- What is more important than saving lives?
- The members of the Commons Backbench Committee seems sympathetic this week when I asked for a debate on withdrawal from Afghanistan.
- The latest bleak news is more soldiers kill themselves that die in battle. That's true for American veterans of Afghanistan and the British veterans of the Falklands war. Yet Parliament stays silent. I spoke to the committee this Tuesday, supported by MPs Caroline Lucas, George Galloway, John Baron, Ronnie Campbell and Mark Durkin.
- The Netherlands and Canada have both pulled their combat troops to the safety of home soil. France and Australia have advanced their dates of withdrawal. We suffered two further deaths since last week bringing the total up to 419. Uncounted thousands return home broken in body or mind. Will it eventually be at least a further 419 suicides?
- The committee turned down the request.
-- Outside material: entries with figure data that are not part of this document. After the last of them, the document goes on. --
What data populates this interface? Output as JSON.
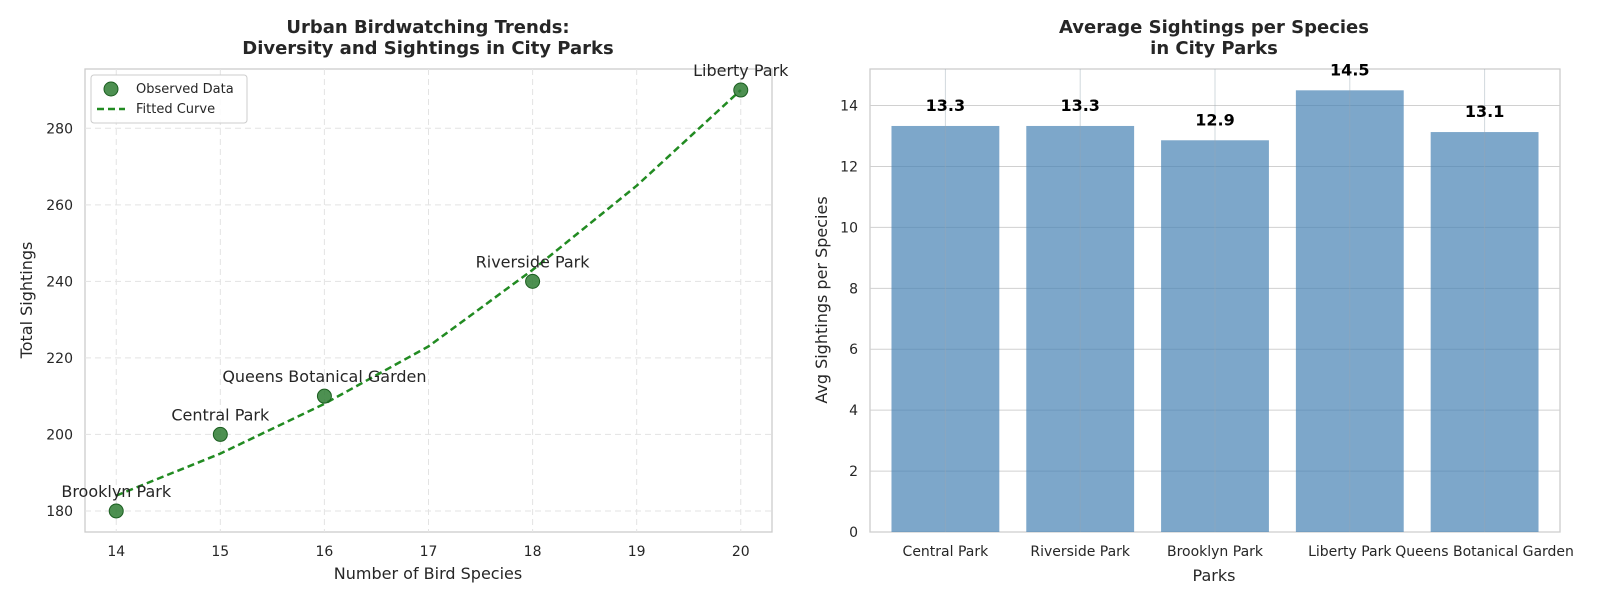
{
  "chart_data": [
    {
      "type": "scatter",
      "title": "Urban Birdwatching Trends:\nDiversity and Sightings in City Parks",
      "xlabel": "Number of Bird Species",
      "ylabel": "Total Sightings",
      "xlim": [
        13.7,
        20.3
      ],
      "ylim": [
        174.5,
        295.5
      ],
      "xticks": [
        14,
        15,
        16,
        17,
        18,
        19,
        20
      ],
      "yticks": [
        180,
        200,
        220,
        240,
        260,
        280
      ],
      "grid": true,
      "legend_position": "top-left",
      "legend": [
        "Observed Data",
        "Fitted Curve"
      ],
      "series": [
        {
          "name": "Observed Data",
          "kind": "scatter",
          "color": "#2e7d32",
          "points": [
            {
              "x": 14,
              "y": 180,
              "label": "Brooklyn Park"
            },
            {
              "x": 15,
              "y": 200,
              "label": "Central Park"
            },
            {
              "x": 16,
              "y": 210,
              "label": "Queens Botanical Garden"
            },
            {
              "x": 18,
              "y": 240,
              "label": "Riverside Park"
            },
            {
              "x": 20,
              "y": 290,
              "label": "Liberty Park"
            }
          ]
        },
        {
          "name": "Fitted Curve",
          "kind": "line",
          "style": "dashed",
          "color": "#228b22",
          "points": [
            {
              "x": 14,
              "y": 184
            },
            {
              "x": 15,
              "y": 195
            },
            {
              "x": 16,
              "y": 208
            },
            {
              "x": 17,
              "y": 223
            },
            {
              "x": 18,
              "y": 243
            },
            {
              "x": 19,
              "y": 265
            },
            {
              "x": 20,
              "y": 290
            }
          ]
        }
      ]
    },
    {
      "type": "bar",
      "title": "Average Sightings per Species\nin City Parks",
      "xlabel": "Parks",
      "ylabel": "Avg Sightings per Species",
      "ylim": [
        0,
        15.2
      ],
      "yticks": [
        0,
        2,
        4,
        6,
        8,
        10,
        12,
        14
      ],
      "grid": true,
      "color": "#4682b4",
      "categories": [
        "Central Park",
        "Riverside Park",
        "Brooklyn Park",
        "Liberty Park",
        "Queens Botanical Garden"
      ],
      "values": [
        13.33,
        13.33,
        12.86,
        14.5,
        13.13
      ],
      "value_labels": [
        "13.3",
        "13.3",
        "12.9",
        "14.5",
        "13.1"
      ]
    }
  ]
}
The two subjects that will be debated are
- A MOTION RELATING TO FISCAL MEASURES TO STRENGTHEN THE GREEN ECONOMY Followed by: DEBATE ON A MOTION RELATING TO THE APPOINTMENT OF A MINISTER FOR OLDER PEOPLE
- The Government go blithely on, drunk on optimism and unhinged by wishful thinking. William Hague burbled his dream of a happy ending this week in answer to a question from me.
- All wars are tragic. The final days of each war mark the most futile deaths. Who will be the last British soldiers to die in Afghanistan for a politician's mistake?
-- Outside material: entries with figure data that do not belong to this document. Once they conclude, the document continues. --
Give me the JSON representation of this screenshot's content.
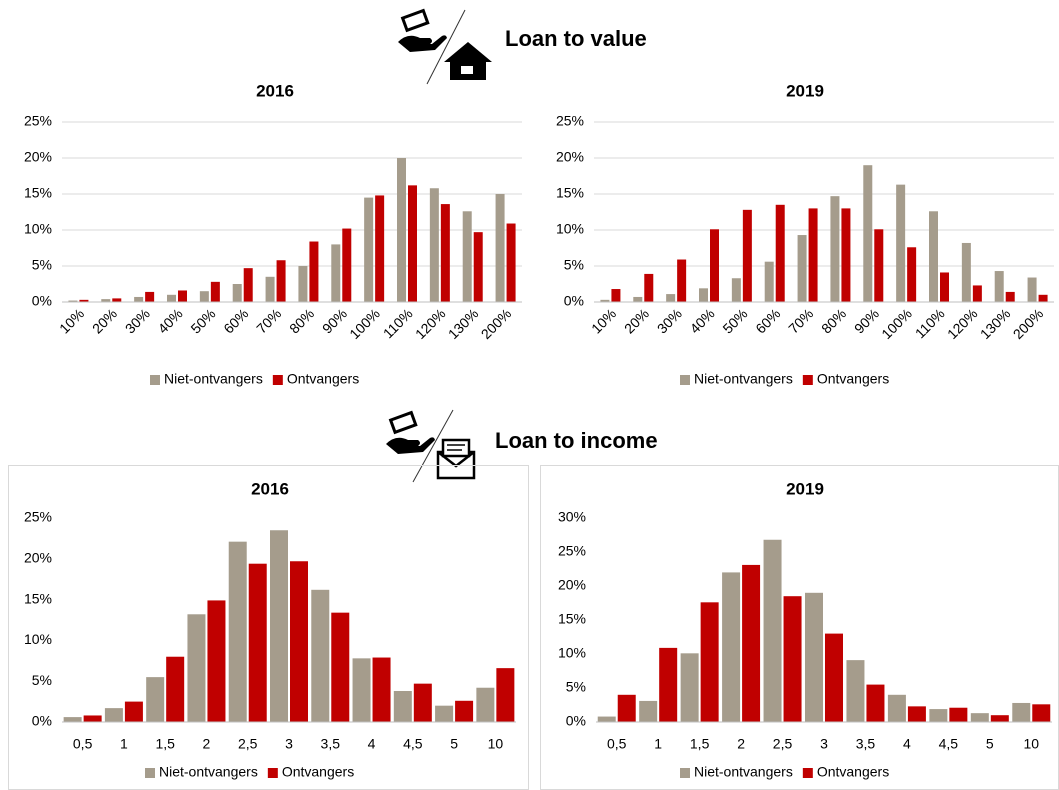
{
  "sections": [
    {
      "title": "Loan to value"
    },
    {
      "title": "Loan to income"
    }
  ],
  "chart_data": [
    {
      "type": "bar",
      "title": "2016",
      "categories": [
        "10%",
        "20%",
        "30%",
        "40%",
        "50%",
        "60%",
        "70%",
        "80%",
        "90%",
        "100%",
        "110%",
        "120%",
        "130%",
        "200%"
      ],
      "series": [
        {
          "name": "Niet-ontvangers",
          "color": "#a59c8c",
          "values": [
            0.2,
            0.4,
            0.7,
            1.0,
            1.5,
            2.5,
            3.5,
            5.0,
            8.0,
            14.5,
            20.0,
            15.8,
            12.6,
            15.0
          ]
        },
        {
          "name": "Ontvangers",
          "color": "#c00000",
          "values": [
            0.3,
            0.5,
            1.4,
            1.6,
            2.8,
            4.7,
            5.8,
            8.4,
            10.2,
            14.8,
            16.2,
            13.6,
            9.7,
            10.9
          ]
        }
      ],
      "ylim": [
        0,
        25
      ],
      "yticks": [
        {
          "value": 0,
          "label": "0%"
        },
        {
          "value": 5,
          "label": "5%"
        },
        {
          "value": 10,
          "label": "10%"
        },
        {
          "value": 15,
          "label": "15%"
        },
        {
          "value": 20,
          "label": "20%"
        },
        {
          "value": 25,
          "label": "25%"
        }
      ],
      "grid": true,
      "legend": "bottom"
    },
    {
      "type": "bar",
      "title": "2019",
      "categories": [
        "10%",
        "20%",
        "30%",
        "40%",
        "50%",
        "60%",
        "70%",
        "80%",
        "90%",
        "100%",
        "110%",
        "120%",
        "130%",
        "200%"
      ],
      "series": [
        {
          "name": "Niet-ontvangers",
          "color": "#a59c8c",
          "values": [
            0.3,
            0.7,
            1.1,
            1.9,
            3.3,
            5.6,
            9.3,
            14.7,
            19.0,
            16.3,
            12.6,
            8.2,
            4.3,
            3.4
          ]
        },
        {
          "name": "Ontvangers",
          "color": "#c00000",
          "values": [
            1.8,
            3.9,
            5.9,
            10.1,
            12.8,
            13.5,
            13.0,
            13.0,
            10.1,
            7.6,
            4.1,
            2.3,
            1.4,
            1.0
          ]
        }
      ],
      "ylim": [
        0,
        25
      ],
      "yticks": [
        {
          "value": 0,
          "label": "0%"
        },
        {
          "value": 5,
          "label": "5%"
        },
        {
          "value": 10,
          "label": "10%"
        },
        {
          "value": 15,
          "label": "15%"
        },
        {
          "value": 20,
          "label": "20%"
        },
        {
          "value": 25,
          "label": "25%"
        }
      ],
      "grid": true,
      "legend": "bottom"
    },
    {
      "type": "bar",
      "title": "2016",
      "categories": [
        "0,5",
        "1",
        "1,5",
        "2",
        "2,5",
        "3",
        "3,5",
        "4",
        "4,5",
        "5",
        "10"
      ],
      "series": [
        {
          "name": "Niet-ontvangers",
          "color": "#a59c8c",
          "values": [
            0.6,
            1.7,
            5.5,
            13.2,
            22.1,
            23.5,
            16.2,
            7.8,
            3.8,
            2.0,
            4.2
          ]
        },
        {
          "name": "Ontvangers",
          "color": "#c00000",
          "values": [
            0.8,
            2.5,
            8.0,
            14.9,
            19.4,
            19.7,
            13.4,
            7.9,
            4.7,
            2.6,
            6.6
          ]
        }
      ],
      "ylim": [
        0,
        25
      ],
      "yticks": [
        {
          "value": 0,
          "label": "0%"
        },
        {
          "value": 5,
          "label": "5%"
        },
        {
          "value": 10,
          "label": "10%"
        },
        {
          "value": 15,
          "label": "15%"
        },
        {
          "value": 20,
          "label": "20%"
        },
        {
          "value": 25,
          "label": "25%"
        }
      ],
      "grid": false,
      "legend": "bottom"
    },
    {
      "type": "bar",
      "title": "2019",
      "categories": [
        "0,5",
        "1",
        "1,5",
        "2",
        "2,5",
        "3",
        "3,5",
        "4",
        "4,5",
        "5",
        "10"
      ],
      "series": [
        {
          "name": "Niet-ontvangers",
          "color": "#a59c8c",
          "values": [
            0.8,
            3.1,
            10.1,
            22.0,
            26.8,
            19.0,
            9.1,
            4.0,
            1.9,
            1.3,
            2.8
          ]
        },
        {
          "name": "Ontvangers",
          "color": "#c00000",
          "values": [
            4.0,
            10.9,
            17.6,
            23.1,
            18.5,
            13.0,
            5.5,
            2.3,
            2.1,
            1.0,
            2.6
          ]
        }
      ],
      "ylim": [
        0,
        30
      ],
      "yticks": [
        {
          "value": 0,
          "label": "0%"
        },
        {
          "value": 5,
          "label": "5%"
        },
        {
          "value": 10,
          "label": "10%"
        },
        {
          "value": 15,
          "label": "15%"
        },
        {
          "value": 20,
          "label": "20%"
        },
        {
          "value": 25,
          "label": "25%"
        },
        {
          "value": 30,
          "label": "30%"
        }
      ],
      "grid": false,
      "legend": "bottom"
    }
  ]
}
As a greater number of American veterans of the Afghan war commit suicide than die in combat, and as uncounted thousands of our own troops return, broken in body and mind, should we not follow the example of Canada, Holland, France and Australia and bring our troops home at an earlier date than planned?
It is also important to remember the immense achievements of our troops in Afghanistan, who have helped to bring stability to areas of Afghanistan that would not otherwise have known it, and who have done so much to reduce the terrorism threat to this country and many others, and it is very important for that job to be completed, as we intend it to be, by the end of 2014. It is important to remember the achievements of our troops, and not just the problems that they encounter.